知人の精神科医と話していたら、彼は「メール文化というのは困ったものだね」と言う。「本来、人との会話は相手の顔色や表情、声の調子などを無意識にでも判断し、その中で作り上げていくもので、商談も同様だろう。それに反してメールは活字による文章だから、最初から自分の主張や保全を前面に出してしまう事になる。これは人類が何千年に亘って培ってきた対話の文化を崩すものと云えるのではないか」と専門家らしく手厳しい。たしかに以前から苦々しく思っていた馬鹿丁寧化し慇懃無礼になる日本語は、メールの普及に伴って益々顕著になって来た気がする。

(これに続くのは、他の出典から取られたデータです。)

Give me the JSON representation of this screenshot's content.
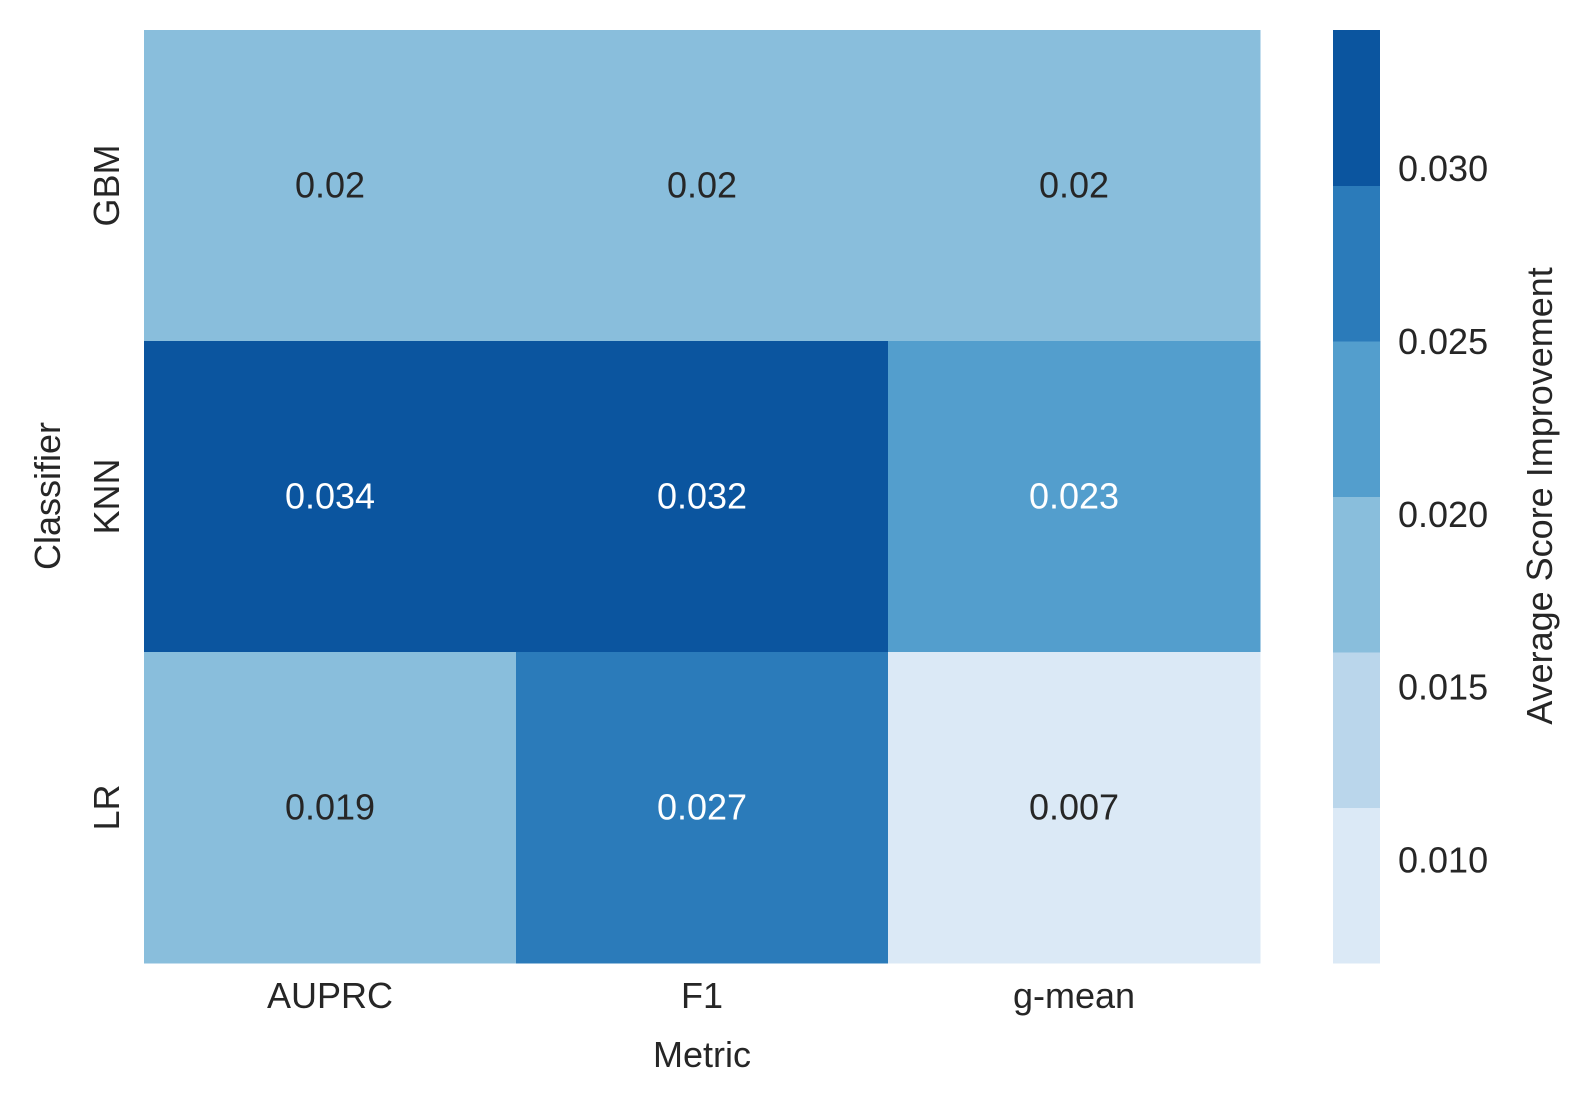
{
  "chart_data": {
    "type": "heatmap",
    "x_categories": [
      "AUPRC",
      "F1",
      "g-mean"
    ],
    "y_categories": [
      "GBM",
      "KNN",
      "LR"
    ],
    "values": [
      [
        0.02,
        0.02,
        0.02
      ],
      [
        0.034,
        0.032,
        0.023
      ],
      [
        0.019,
        0.027,
        0.007
      ]
    ],
    "cell_labels": [
      [
        "0.02",
        "0.02",
        "0.02"
      ],
      [
        "0.034",
        "0.032",
        "0.023"
      ],
      [
        "0.019",
        "0.027",
        "0.007"
      ]
    ],
    "xlabel": "Metric",
    "ylabel": "Classifier",
    "colorbar": {
      "label": "Average Score Improvement",
      "range": [
        0.007,
        0.034
      ],
      "ticks": [
        0.01,
        0.015,
        0.02,
        0.025,
        0.03
      ],
      "tick_labels": [
        "0.010",
        "0.015",
        "0.020",
        "0.025",
        "0.030"
      ],
      "bins": [
        {
          "from": 0.007,
          "to": 0.0115,
          "color": "#dbe9f6"
        },
        {
          "from": 0.0115,
          "to": 0.016,
          "color": "#bad6eb"
        },
        {
          "from": 0.016,
          "to": 0.0205,
          "color": "#89bedc"
        },
        {
          "from": 0.0205,
          "to": 0.025,
          "color": "#539ecd"
        },
        {
          "from": 0.025,
          "to": 0.0295,
          "color": "#2b7bba"
        },
        {
          "from": 0.0295,
          "to": 0.034,
          "color": "#0b559f"
        }
      ]
    },
    "colormap": "Blues (6 discrete levels)",
    "grid": false
  }
}
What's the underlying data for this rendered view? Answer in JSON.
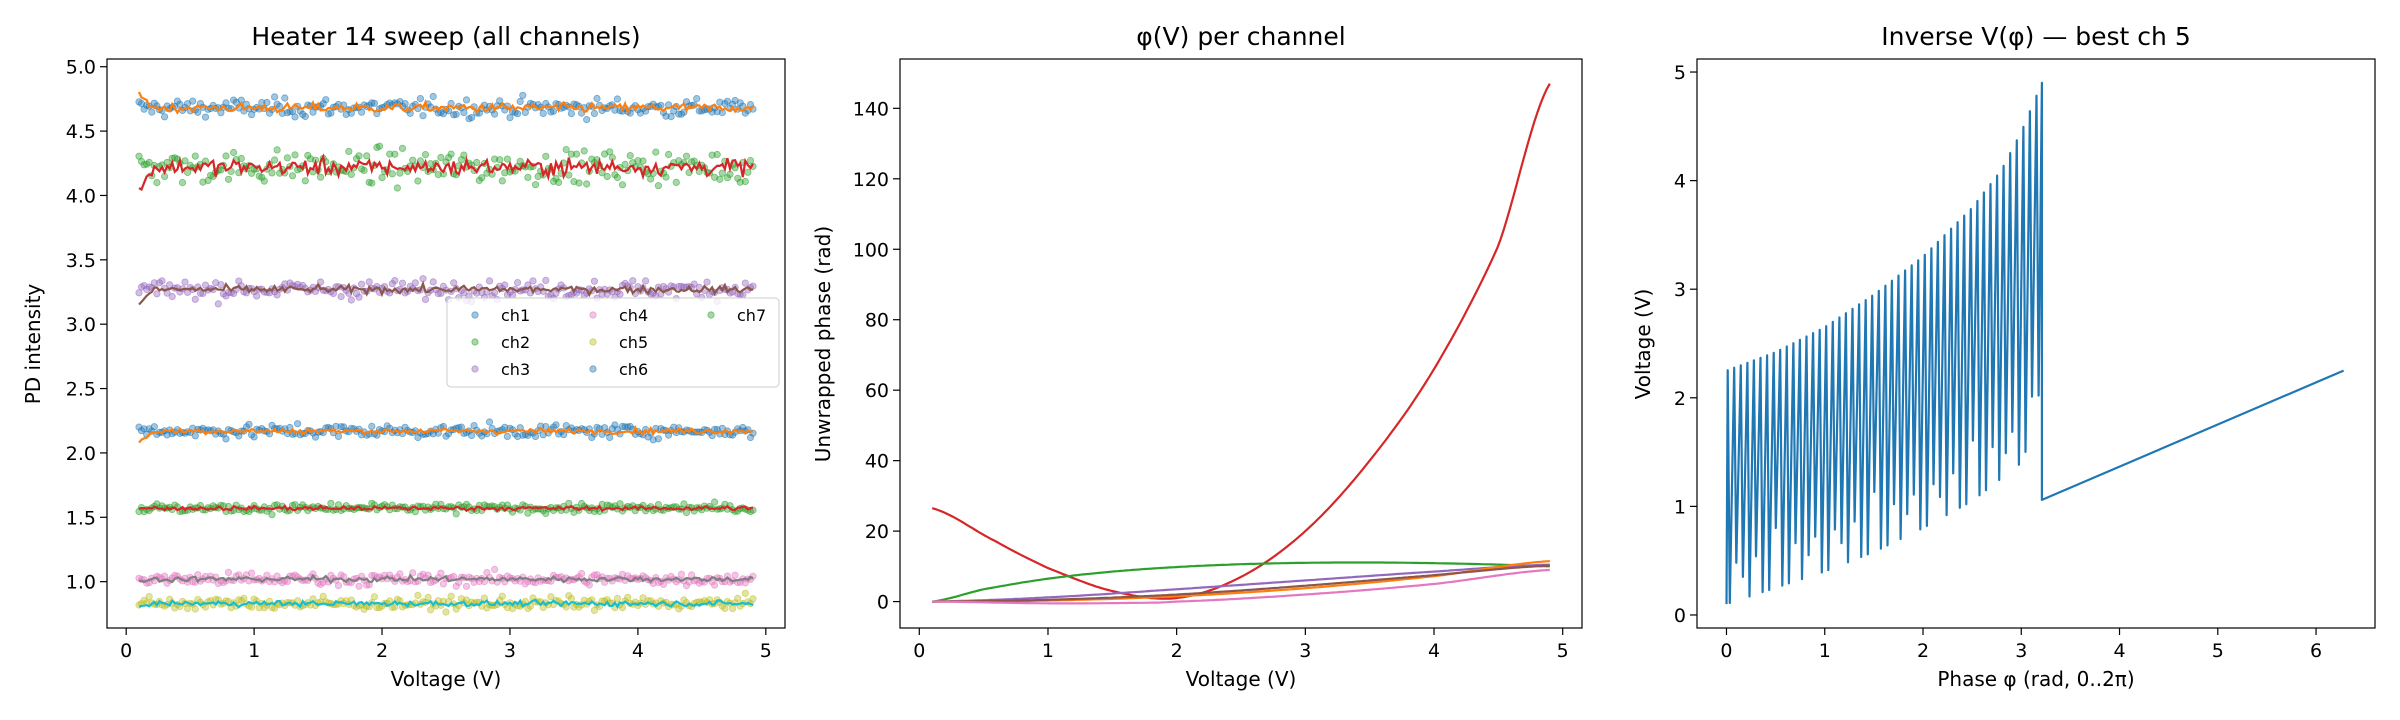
{
  "figure": {
    "panels": [
      {
        "title": "Heater 14 sweep (all channels)",
        "xlabel": "Voltage (V)",
        "ylabel": "PD intensity"
      },
      {
        "title": "φ(V) per channel",
        "xlabel": "Voltage (V)",
        "ylabel": "Unwrapped phase (rad)"
      },
      {
        "title": "Inverse V(φ) — best ch 5",
        "xlabel": "Phase φ (rad, 0..2π)",
        "ylabel": "Voltage (V)"
      }
    ]
  },
  "chart_data": [
    {
      "type": "scatter",
      "title": "Heater 14 sweep (all channels)",
      "xlabel": "Voltage (V)",
      "ylabel": "PD intensity",
      "xlim": [
        -0.15,
        5.15
      ],
      "ylim": [
        0.64,
        5.06
      ],
      "xticks": [
        0,
        1,
        2,
        3,
        4,
        5
      ],
      "yticks": [
        1.0,
        1.5,
        2.0,
        2.5,
        3.0,
        3.5,
        4.0,
        4.5,
        5.0
      ],
      "x_range": [
        0.1,
        4.9
      ],
      "legend": {
        "placement": "center-right",
        "columns": 3
      },
      "series": [
        {
          "name": "ch1",
          "color": "#1f77b4",
          "level": 4.68,
          "noise": 0.05,
          "line_color": "#ff7f0e",
          "line_noise": 0.025,
          "start": 4.78
        },
        {
          "name": "ch2",
          "color": "#2ca02c",
          "level": 4.22,
          "noise": 0.09,
          "line_color": "#d62728",
          "line_noise": 0.045,
          "start": 4.04
        },
        {
          "name": "ch3",
          "color": "#9467bd",
          "level": 3.27,
          "noise": 0.05,
          "line_color": "#8c564b",
          "line_noise": 0.02,
          "start": 3.16
        },
        {
          "name": "ch4",
          "color": "#e377c2",
          "level": 1.02,
          "noise": 0.035,
          "line_color": "#7f7f7f",
          "line_noise": 0.015,
          "start": 1.0
        },
        {
          "name": "ch5",
          "color": "#bcbd22",
          "level": 0.83,
          "noise": 0.035,
          "line_color": "#17becf",
          "line_noise": 0.015,
          "start": 0.81
        },
        {
          "name": "ch6",
          "color": "#1f77b4",
          "level": 2.17,
          "noise": 0.035,
          "line_color": "#ff7f0e",
          "line_noise": 0.015,
          "start": 2.08
        },
        {
          "name": "ch7",
          "color": "#2ca02c",
          "level": 1.57,
          "noise": 0.025,
          "line_color": "#d62728",
          "line_noise": 0.012,
          "start": 1.57
        }
      ]
    },
    {
      "type": "line",
      "title": "φ(V) per channel",
      "xlabel": "Voltage (V)",
      "ylabel": "Unwrapped phase (rad)",
      "xlim": [
        -0.15,
        5.15
      ],
      "ylim": [
        -7.5,
        154
      ],
      "xticks": [
        0,
        1,
        2,
        3,
        4,
        5
      ],
      "yticks": [
        0,
        20,
        40,
        60,
        80,
        100,
        120,
        140
      ],
      "series": [
        {
          "color": "#d62728",
          "points": [
            [
              0.1,
              26.5
            ],
            [
              0.6,
              17.0
            ],
            [
              1.0,
              9.5
            ],
            [
              1.5,
              3.0
            ],
            [
              2.0,
              1.0
            ],
            [
              2.5,
              7.0
            ],
            [
              3.0,
              20.0
            ],
            [
              3.5,
              40.0
            ],
            [
              4.0,
              66.0
            ],
            [
              4.5,
              101.0
            ],
            [
              4.9,
              147.0
            ]
          ]
        },
        {
          "color": "#2ca02c",
          "points": [
            [
              0.1,
              0.0
            ],
            [
              0.5,
              3.5
            ],
            [
              1.0,
              6.5
            ],
            [
              1.5,
              8.5
            ],
            [
              2.0,
              9.8
            ],
            [
              2.5,
              10.6
            ],
            [
              3.0,
              11.0
            ],
            [
              3.5,
              11.1
            ],
            [
              4.0,
              10.9
            ],
            [
              4.5,
              10.5
            ],
            [
              4.9,
              10.0
            ]
          ]
        },
        {
          "color": "#9467bd",
          "points": [
            [
              0.1,
              0.0
            ],
            [
              1.0,
              1.2
            ],
            [
              2.0,
              3.5
            ],
            [
              3.0,
              6.0
            ],
            [
              4.0,
              8.5
            ],
            [
              4.9,
              10.5
            ]
          ]
        },
        {
          "color": "#ff7f0e",
          "points": [
            [
              0.1,
              0.0
            ],
            [
              1.0,
              0.3
            ],
            [
              2.0,
              1.5
            ],
            [
              3.0,
              3.8
            ],
            [
              4.0,
              7.2
            ],
            [
              4.9,
              11.5
            ]
          ]
        },
        {
          "color": "#8c564b",
          "points": [
            [
              0.1,
              0.0
            ],
            [
              1.0,
              0.5
            ],
            [
              2.0,
              2.0
            ],
            [
              3.0,
              4.5
            ],
            [
              4.0,
              7.5
            ],
            [
              4.9,
              10.2
            ]
          ]
        },
        {
          "color": "#e377c2",
          "points": [
            [
              0.1,
              0.0
            ],
            [
              1.0,
              -0.5
            ],
            [
              1.6,
              -0.4
            ],
            [
              2.0,
              0.0
            ],
            [
              3.0,
              2.0
            ],
            [
              4.0,
              5.0
            ],
            [
              4.9,
              9.0
            ]
          ]
        }
      ]
    },
    {
      "type": "line",
      "title": "Inverse V(φ) — best ch 5",
      "xlabel": "Phase φ (rad, 0..2π)",
      "ylabel": "Voltage (V)",
      "xlim": [
        -0.3,
        6.6
      ],
      "ylim": [
        -0.12,
        5.12
      ],
      "xticks": [
        0,
        1,
        2,
        3,
        4,
        5,
        6
      ],
      "yticks": [
        0,
        1,
        2,
        3,
        4,
        5
      ],
      "color": "#1f77b4",
      "series": [
        {
          "name": "oscillating_segment",
          "phase_range": [
            0.0,
            3.21
          ],
          "teeth": 48,
          "upper_envelope": [
            [
              0.0,
              2.25
            ],
            [
              0.5,
              2.42
            ],
            [
              1.0,
              2.65
            ],
            [
              1.5,
              2.95
            ],
            [
              2.0,
              3.3
            ],
            [
              2.5,
              3.75
            ],
            [
              2.8,
              4.1
            ],
            [
              3.0,
              4.45
            ],
            [
              3.21,
              4.9
            ]
          ],
          "lower_envelope": [
            [
              0.0,
              0.1
            ],
            [
              0.5,
              0.25
            ],
            [
              1.0,
              0.4
            ],
            [
              1.5,
              0.58
            ],
            [
              2.0,
              0.8
            ],
            [
              2.5,
              1.05
            ],
            [
              3.0,
              1.4
            ],
            [
              3.21,
              1.9
            ]
          ]
        },
        {
          "name": "linear_segment",
          "points": [
            [
              3.21,
              1.06
            ],
            [
              6.28,
              2.25
            ]
          ]
        }
      ]
    }
  ]
}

メールやインターネットは確かに便利なもので、現代人ならばその効用に広く預かっているのは論を俟たない。とは理解しつつ電車で座ると、対面の6~7人全員が無言でスマホの画面を食い入る様に見ているのはまことに異様な光景ではある。ある時そんなにスマホが便利なものなら使ってみるのも悪くないかと考え、量販店で尋ねた事がある。「家と会社にパソコンがあってネットに接続できるが、外でネットを見るのは六大学野球の途中経過をみるくらいで年に2~3回。それ以外に音楽やゲームを外でする気はなく、地図や電車の時刻もカンピュータで充分。第一、老眼が進んで画面などは極力外で見たくない…」と言ったら、店員は淡々と「ではお客様にはスマホは必要ないですね。何よりデータ通信料がかかり、今より基本料金が高くなってしまいます」となにやら笑っていた。
ああ、俺は古い世界の人間なのだなとわかってはいたが、これを聞いて自己を再認識するとともに、一抹の寂しさを覚えたのはいた仕方のないことか。それにしても歩きながらスマホを見ていてこちらに突っ込んで来る奴、俺は絶対にこちらからよけないからな!